Micheals then takes on the popular — if incredibly tepid — “progressive” reaction to the growing inequalities in the system. There is now a movement decrying — again, rightly — the cultural prejudices that the comfortable exhibit more and more openly against the poor. This is particularly acute in the UK, where all are invited to sneer at the “chavs” and their clothes, their accents, their tastes, etc. Now some earnest progressives are fighting back against this prejudice, as evidenced in the collection of essays published by the Runnymede Trust: Who Cares about the White Working Class?

Again, Michaels lauds the sentiment behind the collection: we should treat the mores and cultural expressions of the working class with the same kind of respect we are urged to show toward ethnic minorities and other marginalized groups. But, once again, says Michaels, these sentiments are fine as far as they go — but they don’t get at the heart of the matter:

In the event, however, what Who Cares about the White Working Class? actually provides is less an alternative to neoliberal multiculturalism than an extension and ingenious refinement of it. Those writing in this collection understand the ‘re-emergence of class’ not as a function of the increasing injustice of class… but as a function of the increasing injustice of ‘classism’. What outrages them, in other words, is not the fact of class difference but the ‘scorn’ and ‘contempt’ with which the lower class is treated. … The focus of her outrage … is not the fact that some people can afford [luxuries] and others can’t, but that the ones who can are mean to the ones who can’t.

…What left neoliberals want is to offer some ‘positive affirmation for the working classes’. They want us to go beyond race to class, but to do so by treating class as if it were race and to start treating the white working class with the same respect we would, say, the Somalis – giving ‘positive value and meaning to both “workingclassness” and ethnic diversity’. Where right neoliberals want us to condemn the culture of the poor, left neoliberals want us to appreciate it.

The great virtue of this debate is that on both sides inequality gets turned into a stigma. That is, once you start redefining the problem of class difference as the problem of class prejudice – once you complete the transformation of race, gender and class into racism, sexism and classism – you no longer have to worry about the redistribution of wealth. You can just fight over whether poor people should be treated with contempt or respect. And while, in human terms, respect seems the right way to go, politically it’s just as empty as contempt.

This dynamic surely played a part in at least some of the support that Barack Obama received in the last election from “progressives.” For in his stated policy positions, Obama offered very little that was “progressive.” He was for continuing the War on Terror on Bush’s terms, winding down the war in Iraq more or less on the schedule Bush had negotiated, then expanding the war in Afghanistan and extending it into Pakistan. He threw his support behind Bush’s plan to bail out Wall Street. He took to the bully pulpit to scold black fathers for their failings, and black people in general for blaming the system for their problems. He made campaign appearances with homophobic preachers, while throwing over his own pastor and long-time friend. He surrounded himself with advisers from Wall Street. He pledged to increase the size and reach and power of the War Machine. And so on and so forth. He was, if anything, well to the right of, say, Bill Clinton in 1992 — and Bill Clinton in 1992 was the most right-wing Democratic candidate since Woodrow Wilson.

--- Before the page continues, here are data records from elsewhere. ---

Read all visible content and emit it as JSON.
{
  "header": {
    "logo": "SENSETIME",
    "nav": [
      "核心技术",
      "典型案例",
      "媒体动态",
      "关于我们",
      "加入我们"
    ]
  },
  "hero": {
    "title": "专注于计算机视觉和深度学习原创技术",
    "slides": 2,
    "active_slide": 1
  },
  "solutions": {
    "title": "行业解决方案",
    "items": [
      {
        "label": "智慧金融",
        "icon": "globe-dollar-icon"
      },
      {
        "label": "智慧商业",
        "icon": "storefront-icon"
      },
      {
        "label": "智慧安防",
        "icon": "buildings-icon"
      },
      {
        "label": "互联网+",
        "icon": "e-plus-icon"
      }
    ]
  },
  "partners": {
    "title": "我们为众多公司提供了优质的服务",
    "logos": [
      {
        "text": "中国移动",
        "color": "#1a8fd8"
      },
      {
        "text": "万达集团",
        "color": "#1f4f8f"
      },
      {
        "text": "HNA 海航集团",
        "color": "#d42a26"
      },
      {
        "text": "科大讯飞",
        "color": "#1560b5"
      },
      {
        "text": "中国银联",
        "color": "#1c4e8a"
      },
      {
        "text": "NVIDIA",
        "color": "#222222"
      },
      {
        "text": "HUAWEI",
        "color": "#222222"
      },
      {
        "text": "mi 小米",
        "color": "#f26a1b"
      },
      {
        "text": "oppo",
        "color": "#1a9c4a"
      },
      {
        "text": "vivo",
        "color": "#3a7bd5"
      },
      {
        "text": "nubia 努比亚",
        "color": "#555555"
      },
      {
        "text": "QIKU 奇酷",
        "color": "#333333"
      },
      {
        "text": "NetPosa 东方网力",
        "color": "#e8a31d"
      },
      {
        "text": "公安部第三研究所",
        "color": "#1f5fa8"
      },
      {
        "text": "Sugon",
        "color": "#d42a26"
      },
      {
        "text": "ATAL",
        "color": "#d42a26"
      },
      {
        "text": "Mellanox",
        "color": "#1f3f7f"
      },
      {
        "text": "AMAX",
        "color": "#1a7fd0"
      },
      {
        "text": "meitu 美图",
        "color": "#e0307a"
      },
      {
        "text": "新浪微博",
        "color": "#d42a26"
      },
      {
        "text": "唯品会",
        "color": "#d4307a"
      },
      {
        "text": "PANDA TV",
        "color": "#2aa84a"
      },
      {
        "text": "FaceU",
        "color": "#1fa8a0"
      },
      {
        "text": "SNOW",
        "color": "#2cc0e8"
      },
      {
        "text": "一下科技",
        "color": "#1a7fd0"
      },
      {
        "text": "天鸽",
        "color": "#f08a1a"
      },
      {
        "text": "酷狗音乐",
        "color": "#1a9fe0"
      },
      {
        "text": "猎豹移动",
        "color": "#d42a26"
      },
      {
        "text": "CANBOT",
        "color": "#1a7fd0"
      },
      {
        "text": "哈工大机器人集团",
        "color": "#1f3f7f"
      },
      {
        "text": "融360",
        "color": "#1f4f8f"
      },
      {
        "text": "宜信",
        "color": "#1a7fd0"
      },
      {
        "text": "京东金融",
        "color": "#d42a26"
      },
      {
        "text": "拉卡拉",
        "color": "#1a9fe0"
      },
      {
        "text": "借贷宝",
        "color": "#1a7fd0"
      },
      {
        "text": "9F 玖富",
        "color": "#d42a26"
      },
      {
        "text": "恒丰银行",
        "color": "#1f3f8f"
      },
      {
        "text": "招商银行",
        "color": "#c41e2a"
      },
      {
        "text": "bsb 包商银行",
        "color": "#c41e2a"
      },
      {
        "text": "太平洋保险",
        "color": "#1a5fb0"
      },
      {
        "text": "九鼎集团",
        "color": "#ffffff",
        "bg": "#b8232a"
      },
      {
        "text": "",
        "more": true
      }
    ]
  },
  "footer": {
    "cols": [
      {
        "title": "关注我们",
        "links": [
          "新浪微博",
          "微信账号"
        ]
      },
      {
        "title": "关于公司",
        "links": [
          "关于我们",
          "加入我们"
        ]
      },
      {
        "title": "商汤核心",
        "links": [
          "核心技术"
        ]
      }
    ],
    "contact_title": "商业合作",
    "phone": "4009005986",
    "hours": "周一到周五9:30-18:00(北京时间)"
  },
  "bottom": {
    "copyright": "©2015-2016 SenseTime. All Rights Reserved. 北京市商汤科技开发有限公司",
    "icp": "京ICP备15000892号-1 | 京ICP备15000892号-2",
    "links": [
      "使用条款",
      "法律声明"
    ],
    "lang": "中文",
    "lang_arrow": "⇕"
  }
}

Obama’s “progressivism” consisted almost entirely of the symbolism of his mixed-race heritage and personal history. There was very little in his actual policy positions to lead one to believe that he would be — or wanted to be — anything other than a dutiful servant of the power structure. But many people voted for him because they wanted to use the symbol of his person to make a statement about– and a stand against — racism in American society. Again, this is an understandable and laudable sentiment; who of enlightened mind does not want to take a stand against racism? But this symbolic act was, to use Michael’s terms, empty of genuine political content. For as we have seen, Obama’s rule has been characterized not by “change,” but by a remarkable degree of “continuity” with his predecessor.

But as Michaels notes, race was ever one of the most potent tools for obscuring the harsh imbalance at the heart of American society:

Race, on the other hand, has been a more successful technology of mystification. In the US, one of the great uses of racism was (and is) to induce poor white people to feel a crucial and entirely specious fellowship with rich white people; one of the great uses of anti-racism is to make poor black people feel a crucial and equally specious fellowship with rich black people. Furthermore, in the form of the celebration of ‘identity’ and ‘ethnic diversity’, it seeks to create a bond between poor black people and rich white ones. So the African-American woman who cleans my office is supposed to feel not so bad about the fact that I make almost ten times as much money as she does because she can be confident that I’m not racist or sexist and that I respect her culture … But, and I acknowledge that this is the thinnest of anecdotal evidence, I somehow doubt she does.

The American elite figured things out a long time ago: you can let people do anything they want, say anything they want, have a wide-open society — as long as no one seriously threatens to upset the golden applecart of power and privilege.  Or to put it another way, you can have “left-wing politics,” “liberal politics,” “progressive politics,” anything you please — as long as what you actually practice is “right-wing politics.”

We are seeing this dynamic in its rawest state with the health-care “reforms,” which have turned into yet another gigantic boondoggle for powerful corporations, despite the clear wishes of a large majority of Americans for something totally different. But it is a current that runs through — and defines — the entire political system today.